FIRST DIGITAL WELL-BEING EMPLOYEE BENEFIT LAUNCHED IN THE UK

Just Ask Max, a new digital well-being platform and support service, has been launched to manage the digital health of employees, with homeworking set to continue in a major way as Covid-19 is brought under control in the UK.

The development comes following the news that nearly all of Britain’s biggest 50 firms plan a flexible work-from-home model following the Covid lockdown[1] and that remote workers do more unpaid overtime than those who go into an office[2]. Official figures show home workers do an average of six hours of unpaid overtime per week, compared with 3.6 hours for office workers, compounded as the lines between personal and professional space have become blurred.

Jonny Pelter, Just Ask Max’s founder and CEO, said: “The acceleration of remote working during the pandemic plus the physical and mental well-being issues that have arisen as a consequence, has acted as the catalyst for employers to start looking after the ‘digital health’ of employees. Our service is different to anything currently available and is designed to help employees and their families use technology in a safe, secure and healthy way.”

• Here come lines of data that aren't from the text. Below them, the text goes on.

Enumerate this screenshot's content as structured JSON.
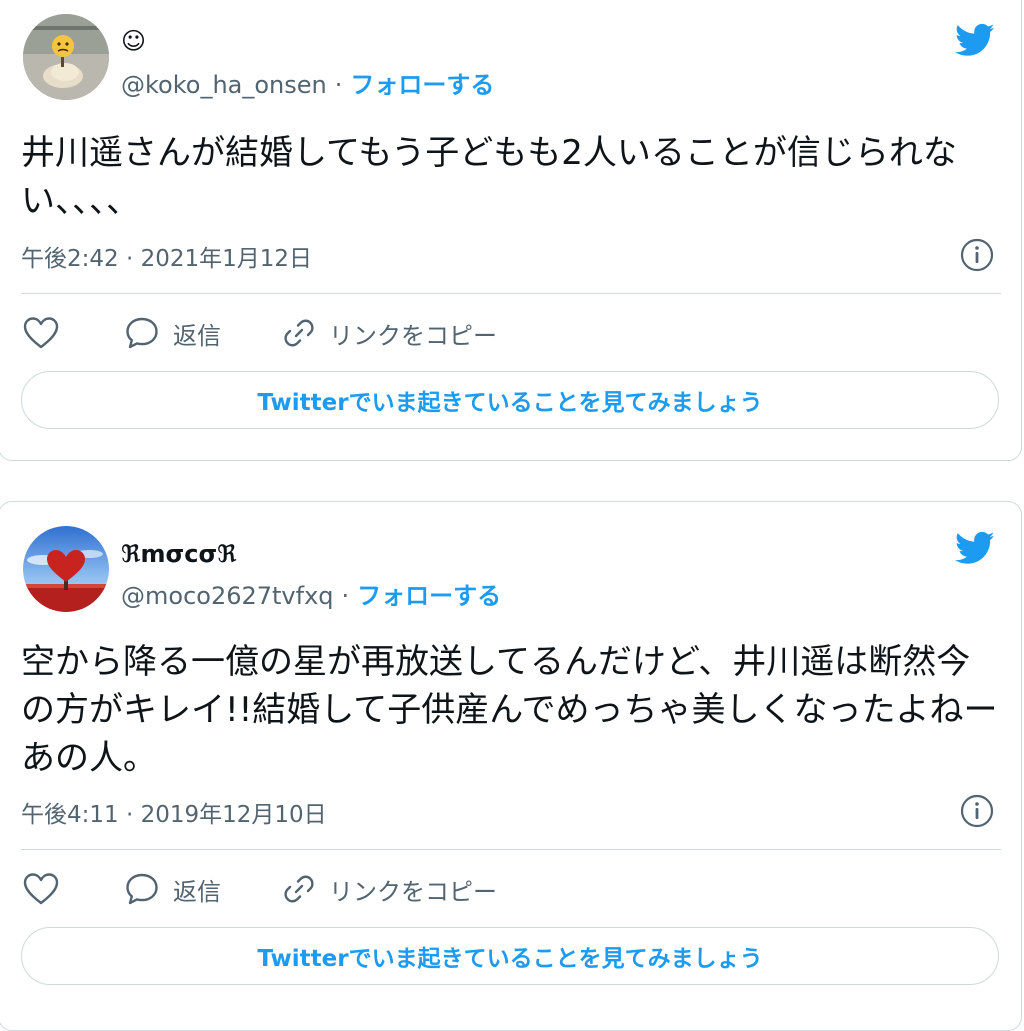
{
  "colors": {
    "accent": "#1d9bf0",
    "muted": "#536471",
    "border": "#cfd9de",
    "text": "#0f1419"
  },
  "tweets": [
    {
      "display_name": "☺",
      "handle": "@koko_ha_onsen",
      "separator": "·",
      "follow_label": "フォローする",
      "text": "井川遥さんが結婚してもう子どもも2人いることが信じられない、、、、",
      "timestamp": "午後2:42 · 2021年1月12日",
      "reply_label": "返信",
      "copy_link_label": "リンクをコピー",
      "cta_label": "Twitterでいま起きていることを見てみましょう",
      "icons": {
        "like": "heart-icon",
        "reply": "speech-bubble-icon",
        "link": "link-icon",
        "info": "info-icon",
        "brand": "twitter-bird-icon"
      }
    },
    {
      "display_name": "ℜmσcσℜ",
      "handle": "@moco2627tvfxq",
      "separator": "·",
      "follow_label": "フォローする",
      "text": "空から降る一億の星が再放送してるんだけど、井川遥は断然今の方がキレイ!!結婚して子供産んでめっちゃ美しくなったよねーあの人。",
      "timestamp": "午後4:11 · 2019年12月10日",
      "reply_label": "返信",
      "copy_link_label": "リンクをコピー",
      "cta_label": "Twitterでいま起きていることを見てみましょう",
      "icons": {
        "like": "heart-icon",
        "reply": "speech-bubble-icon",
        "link": "link-icon",
        "info": "info-icon",
        "brand": "twitter-bird-icon"
      }
    }
  ]
}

Through the Just Ask Max platform, employees can get their home devices protected, assess their digital well-being, learn how they can change their behaviours for heathier tech habits, understand how they can protect their wider family online, how to work from home productively without losing focus to digital distractions and stay safe when working online to ensure they don’t become victims of the ever increasing sophisticated scams that can affect the security of the organisations they work for.

In addition, the platform provides the added value benefit of providing wider expert advice to support the safety of their families when using digital devices – from laptops to smartphones. In addition to the platform, Just Ask Max’s service also includes a range of workshops run by digital well-being experts.

Jonny added: “We help workforces avoid digital burnout so they can enjoy a healthier relationship with technology. While financial, physical and emotional well-being have long been on the HR agenda, employers and their HR directors now have a duty of care to do more to understand and promote digital welfare in the workplace given the changes to the ways we are now working as a result of the last 12 months.

“The pandemic has normalised remote working however, Zoom fatigue has already been well documented, so much so that HSBC has announced the pilot of Zoom-free Fridays[3]. Digiholics are the new workaholics, as employees are increasingly ‘always on’ with the demarcation between home and work having become indistinct.”

Just Ask Max has a highly expert team of behavioural science, cyber security, psychologists and digital wellbeing advisers as part of its growth plans in the business market.